I was baptized at Immaculate Conception Church, Maplewood, Missouri, on February 26, 1950, by the pastor, Father John Ryan, with my Aunt Lois and Robert Nathe as Godparents.
Obviously, since I was not yet three-weeks old, I recall nothing of that sacred event. So what? What happened to me that winter day in that suburb of St. Louis was pure gift from a lavishly loving God.
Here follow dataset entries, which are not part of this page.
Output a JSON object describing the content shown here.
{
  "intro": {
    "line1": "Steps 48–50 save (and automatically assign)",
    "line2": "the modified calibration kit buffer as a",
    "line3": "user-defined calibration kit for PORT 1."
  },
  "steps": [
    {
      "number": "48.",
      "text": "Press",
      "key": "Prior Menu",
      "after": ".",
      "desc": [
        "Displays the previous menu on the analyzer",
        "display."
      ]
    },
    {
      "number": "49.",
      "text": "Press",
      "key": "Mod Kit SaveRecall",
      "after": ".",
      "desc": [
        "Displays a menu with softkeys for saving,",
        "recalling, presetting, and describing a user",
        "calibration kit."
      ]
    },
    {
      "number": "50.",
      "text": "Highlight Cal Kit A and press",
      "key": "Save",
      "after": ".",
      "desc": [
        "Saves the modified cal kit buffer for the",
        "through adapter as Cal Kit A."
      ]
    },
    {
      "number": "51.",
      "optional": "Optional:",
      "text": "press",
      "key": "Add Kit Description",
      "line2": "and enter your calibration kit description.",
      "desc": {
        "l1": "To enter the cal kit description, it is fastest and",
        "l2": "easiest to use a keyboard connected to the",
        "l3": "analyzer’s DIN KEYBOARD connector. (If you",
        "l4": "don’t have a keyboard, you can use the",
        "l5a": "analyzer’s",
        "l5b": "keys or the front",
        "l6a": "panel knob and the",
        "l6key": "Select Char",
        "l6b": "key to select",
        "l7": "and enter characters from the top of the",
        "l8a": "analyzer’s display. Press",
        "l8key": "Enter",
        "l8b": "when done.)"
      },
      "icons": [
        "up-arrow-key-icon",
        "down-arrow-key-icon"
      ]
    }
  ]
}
Just as I had nothing to do with the miraculous gift of human life on the day of my natural birth twenty-days prior, so I hadn’t a say in the overwhelmingly gracious gift of supernatural life given me by our Father at my baptism.
What happened that cold day in the corner of that parish church where Bob and Shirley Dolan, my folks, had been themselves baptized, raised Catholics, and married only ten months before?
Everything happened:
— I became an adopted child of God!
— The lack of God’s life with which we all enter this world — we call it original sin — was washed away by the waters of the sacrament, and my soul was flooded with the radiance of God’s very own life – grace!
— Jesus Christ claimed me as His own, a beneficiary of the salvation He won for me by His cross and resurrection! (That’s why we call it a christening, as we become Christ!);
— I became a member of a supernatural family, the Church;
— God, my new Father, invited me to spend eternity with Him in heaven!
— Jesus told Satan — who wanted me badly — to get lost, since I now belonged to Christ! (Satan still won’t give up!)
— The gifts of faith, hope, and charity were instilled in my heart!
Not bad for a wintry day in Maplewood! Every other blessing in life flows from that glorious event.
When I stand before God at the end of my life, He won’t ask to see my passport, my stock portfolio, my résumé, my academic degrees, my certificate of priestly ordination or consecration as a bishop. But a baptismal certificate will be of immense interest!
I rejoice in all of this because it’s Lent. Classically, Lent is the season of the Church year that we ask the Lord to restore our baptismal radiance. God, our Father, always wants to see us as He did on the day of our baptism. Tragically, we do our best through life to tarnish the lustre of that day.
During Lent, as we prepare to actually renew our baptismal promises at Easter, we ask Jesus to renew in us the grace of our christening.
We’ve got two big helps:
— the sacrament of penance. Through a good confession, our souls are restored to the innocence, beauty, order, and radiance of the day of our baptism;
— the example of our wonderful catechumens, those women and men who as adults have accepted the invitation of God our Father, issued through His Son, Jesus, to become intimately united to Him through baptism (and the eucharist and confirmation) at the Easter Vigil, and have been preparing in our parishes through the Rite of Christian Initiation of Adults (RCIA).
We’re in God’s hands! He’s known us from our mother’s womb; we’ve been the “apple of His eye” since then; He washed us clean and claimed us as His own on the day of our baptism; and He wants us on His lap for all eternity. When He looks at us, He sees us as we were on the day of our baptism. Lent’s the time we reclaim that identity.